The firm took the case that resulted in Mr. Edwards's first big jury verdict as a favor to a state senator and lawyer who had let it languish. Mr. Edwards, then a young associate, got the assignment because it was considered a loser.

"I said, `Let's dump the file on John's desk,' " said Wade H. Hargrove, a former partner at the firm.

The plaintiff in the case, Howard E. G. Sawyer, was disabled as a result of what Mr. Edwards said was an overdose of a drug used in alcohol aversion therapy. O. E. Starnes, who represented the hospital, had never heard of Mr. Edwards.

"He came over here and ate our lunch," Mr. Starnes said.

The jury awarded Mr. Sawyer $3.7 million.

"That created a buzz," Mr. Hargrove said. "The revenue that he was producing was an out-of-body experience. John would pick up an $800,000 fee for making a few phone calls."

In the years that followed, Mr. Edwards handled all sorts of cases. He litigated contract and insurance disputes. He sued the American National Red Cross three times, claiming that the AIDS virus was transmitted through tainted blood products, and obtained a confidential settlement in each case. He defended a Wilmington, N.C., newspaper owned by The New York Times Company in a libel suit.

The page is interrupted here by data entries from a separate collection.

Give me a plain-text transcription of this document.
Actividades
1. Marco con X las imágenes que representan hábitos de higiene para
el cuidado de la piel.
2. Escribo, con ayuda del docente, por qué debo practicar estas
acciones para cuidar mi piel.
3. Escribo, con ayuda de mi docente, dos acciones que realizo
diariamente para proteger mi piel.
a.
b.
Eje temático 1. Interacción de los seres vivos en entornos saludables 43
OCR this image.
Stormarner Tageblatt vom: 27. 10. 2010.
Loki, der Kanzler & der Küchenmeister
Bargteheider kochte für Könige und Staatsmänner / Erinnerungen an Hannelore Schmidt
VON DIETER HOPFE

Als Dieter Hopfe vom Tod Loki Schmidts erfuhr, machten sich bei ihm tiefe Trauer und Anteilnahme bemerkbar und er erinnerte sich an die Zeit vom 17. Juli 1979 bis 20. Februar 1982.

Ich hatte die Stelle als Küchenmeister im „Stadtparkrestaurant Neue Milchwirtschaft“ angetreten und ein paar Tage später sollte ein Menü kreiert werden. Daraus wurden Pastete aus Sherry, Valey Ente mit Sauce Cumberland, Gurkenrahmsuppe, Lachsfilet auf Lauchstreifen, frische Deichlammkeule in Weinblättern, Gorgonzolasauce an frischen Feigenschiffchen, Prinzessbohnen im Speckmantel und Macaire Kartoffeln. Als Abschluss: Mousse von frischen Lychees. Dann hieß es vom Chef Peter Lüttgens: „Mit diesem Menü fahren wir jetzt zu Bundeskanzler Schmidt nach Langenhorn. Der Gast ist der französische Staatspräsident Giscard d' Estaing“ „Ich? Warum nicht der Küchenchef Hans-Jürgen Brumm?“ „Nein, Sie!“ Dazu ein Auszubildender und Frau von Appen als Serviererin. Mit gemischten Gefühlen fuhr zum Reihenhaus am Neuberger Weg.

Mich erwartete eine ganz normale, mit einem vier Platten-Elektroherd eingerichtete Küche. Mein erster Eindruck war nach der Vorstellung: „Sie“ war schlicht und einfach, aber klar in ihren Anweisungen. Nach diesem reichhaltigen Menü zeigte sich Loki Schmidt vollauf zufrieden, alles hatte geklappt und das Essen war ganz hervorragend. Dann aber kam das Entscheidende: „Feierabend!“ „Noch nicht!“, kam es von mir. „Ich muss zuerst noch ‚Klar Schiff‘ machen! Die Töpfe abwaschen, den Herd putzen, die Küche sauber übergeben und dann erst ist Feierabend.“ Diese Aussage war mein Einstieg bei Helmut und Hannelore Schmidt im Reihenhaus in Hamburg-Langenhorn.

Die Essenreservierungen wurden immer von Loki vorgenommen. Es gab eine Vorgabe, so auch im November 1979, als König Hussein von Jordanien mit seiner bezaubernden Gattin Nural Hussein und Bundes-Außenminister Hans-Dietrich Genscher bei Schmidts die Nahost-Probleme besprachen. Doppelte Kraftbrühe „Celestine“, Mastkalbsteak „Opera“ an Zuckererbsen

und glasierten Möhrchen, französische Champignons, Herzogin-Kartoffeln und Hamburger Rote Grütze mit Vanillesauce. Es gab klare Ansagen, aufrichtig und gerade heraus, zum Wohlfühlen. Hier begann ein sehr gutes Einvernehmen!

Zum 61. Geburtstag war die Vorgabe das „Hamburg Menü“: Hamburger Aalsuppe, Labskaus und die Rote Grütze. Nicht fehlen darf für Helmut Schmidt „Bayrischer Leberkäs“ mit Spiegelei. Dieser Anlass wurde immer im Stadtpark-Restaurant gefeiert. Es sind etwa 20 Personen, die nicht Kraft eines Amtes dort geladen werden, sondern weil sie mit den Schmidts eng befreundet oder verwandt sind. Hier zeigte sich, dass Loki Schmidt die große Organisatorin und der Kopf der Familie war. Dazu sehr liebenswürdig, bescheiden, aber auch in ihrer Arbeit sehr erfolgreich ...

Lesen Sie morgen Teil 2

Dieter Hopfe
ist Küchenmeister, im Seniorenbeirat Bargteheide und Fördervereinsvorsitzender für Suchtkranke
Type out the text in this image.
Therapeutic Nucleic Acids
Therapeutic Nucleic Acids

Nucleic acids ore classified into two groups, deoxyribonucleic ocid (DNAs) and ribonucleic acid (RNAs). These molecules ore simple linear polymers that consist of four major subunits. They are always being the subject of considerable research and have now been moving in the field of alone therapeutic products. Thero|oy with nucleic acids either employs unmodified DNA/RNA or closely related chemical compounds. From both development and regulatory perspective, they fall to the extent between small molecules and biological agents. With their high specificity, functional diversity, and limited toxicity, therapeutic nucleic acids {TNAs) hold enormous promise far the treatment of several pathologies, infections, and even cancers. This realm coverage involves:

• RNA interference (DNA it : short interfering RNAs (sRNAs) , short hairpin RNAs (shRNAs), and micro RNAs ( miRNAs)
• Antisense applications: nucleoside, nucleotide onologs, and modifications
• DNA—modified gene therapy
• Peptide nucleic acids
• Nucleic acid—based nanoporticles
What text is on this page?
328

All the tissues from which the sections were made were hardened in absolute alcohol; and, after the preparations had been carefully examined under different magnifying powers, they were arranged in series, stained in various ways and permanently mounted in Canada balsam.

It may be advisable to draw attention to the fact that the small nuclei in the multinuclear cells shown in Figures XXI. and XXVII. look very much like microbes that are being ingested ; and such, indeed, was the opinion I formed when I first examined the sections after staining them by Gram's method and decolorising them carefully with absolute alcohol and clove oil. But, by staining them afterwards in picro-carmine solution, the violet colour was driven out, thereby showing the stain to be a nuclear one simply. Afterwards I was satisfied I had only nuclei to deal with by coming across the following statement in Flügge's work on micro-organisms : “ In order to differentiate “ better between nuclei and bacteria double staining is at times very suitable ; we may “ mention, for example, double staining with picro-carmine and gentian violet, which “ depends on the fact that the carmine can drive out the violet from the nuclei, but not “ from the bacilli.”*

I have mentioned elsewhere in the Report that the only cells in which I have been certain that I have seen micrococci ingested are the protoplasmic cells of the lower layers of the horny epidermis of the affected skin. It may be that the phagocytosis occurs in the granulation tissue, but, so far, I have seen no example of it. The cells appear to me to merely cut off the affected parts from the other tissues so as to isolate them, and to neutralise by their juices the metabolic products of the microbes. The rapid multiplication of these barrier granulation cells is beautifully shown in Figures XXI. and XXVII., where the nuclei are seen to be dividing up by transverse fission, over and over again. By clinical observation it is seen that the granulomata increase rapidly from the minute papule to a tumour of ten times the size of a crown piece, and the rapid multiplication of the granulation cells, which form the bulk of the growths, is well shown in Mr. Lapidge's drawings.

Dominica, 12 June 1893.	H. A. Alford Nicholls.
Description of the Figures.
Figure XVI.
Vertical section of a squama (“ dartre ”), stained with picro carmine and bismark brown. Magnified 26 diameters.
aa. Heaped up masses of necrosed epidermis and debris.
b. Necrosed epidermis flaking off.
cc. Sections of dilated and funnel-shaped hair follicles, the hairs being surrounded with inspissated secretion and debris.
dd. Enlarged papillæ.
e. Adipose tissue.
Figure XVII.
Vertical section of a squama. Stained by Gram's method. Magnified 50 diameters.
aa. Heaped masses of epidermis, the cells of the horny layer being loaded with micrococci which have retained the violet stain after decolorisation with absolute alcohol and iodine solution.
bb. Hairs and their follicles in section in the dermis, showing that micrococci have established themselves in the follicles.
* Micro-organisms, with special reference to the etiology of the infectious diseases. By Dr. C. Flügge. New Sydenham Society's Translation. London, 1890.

In 1993 Mr. Edwards founded his own firm with an old friend, David F. Kirby. Now known as Kirby & Holt, the firm boasts on its Web site that it still holds the record for the largest birth-injury settlement in North Carolina.

Michael J. Dayton, editor of The North Carolina Lawyers Weekly, which frequently published summaries of Mr. Edwards's trial victories and settlements, based on information his firms provided, said his stature was uncontested.

"On the plaintiffs' side, he was absolutely the top one," Mr. Dayton said.

Parents Felt He Cared

Something more than Mr. Edwards's reputation attracted David and Sandy Lakey of Raleigh, N.C., the parents of a young girl injured in a swimming pool. The Lakeys say all the lawyers they interviewed except Mr. Edwards wanted one-third of any award, which one of them predicted would not exceed $1.5 million. Mr. Edwards offered to take a smaller percentage, unless the award reached unexpected heights.

In 1997, it did. A jury awarded the Lakeys $25 million, of which Mr. Edwards got one-third plus expenses.

He so impressed the Lakeys that they worked as volunteers in his Senate campaign the next year.

"I know how intelligent he is, how capable and how deeply he cares," Ms. Lakey said.

In some ways, he might even have been too successful. In response to a large punitive award against a trucking company whose driver was involved in a fatal accident, the North Carolina Legislature passed a law that barred such awards unless the employee's actions had been specifically approved by company officials.

Over time, Mr. Edwards became quite selective about cases. Liability had to be clear, his competitors and opponents say, and the potential award had to be large.

"He took only those cases that were catastrophic, that would really capture a jury's imagination," Mr. Wells, a defense lawyer, said. "He paints himself as a person who was serving the interests of the downtrodden, the widows and the little children. Actually, he was after the cases with the highest verdict potential. John would probably admit that on cross-examination."